Kritiker warnen jedoch, dass die Gewährung von regulatorischem Spielraum für große Technologieunternehmen das Risiko birgt, „die strengen Standards aufzugeben, die einst ihre KI- und Datenschutzrahmen unterschieden haben“. Datenschutzbefürworter wie noyb befürchten, dass die vorgeschlagenen Änderungen „KI-Unternehmen wie Google und OpenAI einen Blankoscheck für das Training von KI-Systemen mit persönlichen Daten von Personen geben“ und den Schutz sensibler Daten unter der DSGVO erheblich einschränken könnten.

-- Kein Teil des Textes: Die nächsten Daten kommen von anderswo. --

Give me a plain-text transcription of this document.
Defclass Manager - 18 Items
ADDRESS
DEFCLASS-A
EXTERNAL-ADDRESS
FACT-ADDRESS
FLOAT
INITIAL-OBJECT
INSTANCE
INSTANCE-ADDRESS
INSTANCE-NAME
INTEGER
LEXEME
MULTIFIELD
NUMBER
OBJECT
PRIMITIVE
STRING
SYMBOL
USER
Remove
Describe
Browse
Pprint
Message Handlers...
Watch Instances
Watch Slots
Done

Die endgültigen Entscheidungen über die vorgeschlagenen Änderungen werden voraussichtlich am 19. November 2025 bekannt gegeben, müssen aber noch von den EU-Mitgliedstaaten und dem Europäischen Parlament genehmigt werden. Die Entwicklung zeigt einen heiklen Balanceakt der EU zwischen dem Wunsch, vertrauenswürdige KI zu regulieren, und dem Druck, die Wettbewerbsfähigkeit und Innovation in der schnelllebigen KI-Landschaft nicht zu behindern. Die kommenden Wochen werden entscheidend sein, um zu sehen, ob Europa seinen regulatorischen Pioniergeist beibehält oder dem globalen Druck nachgibt.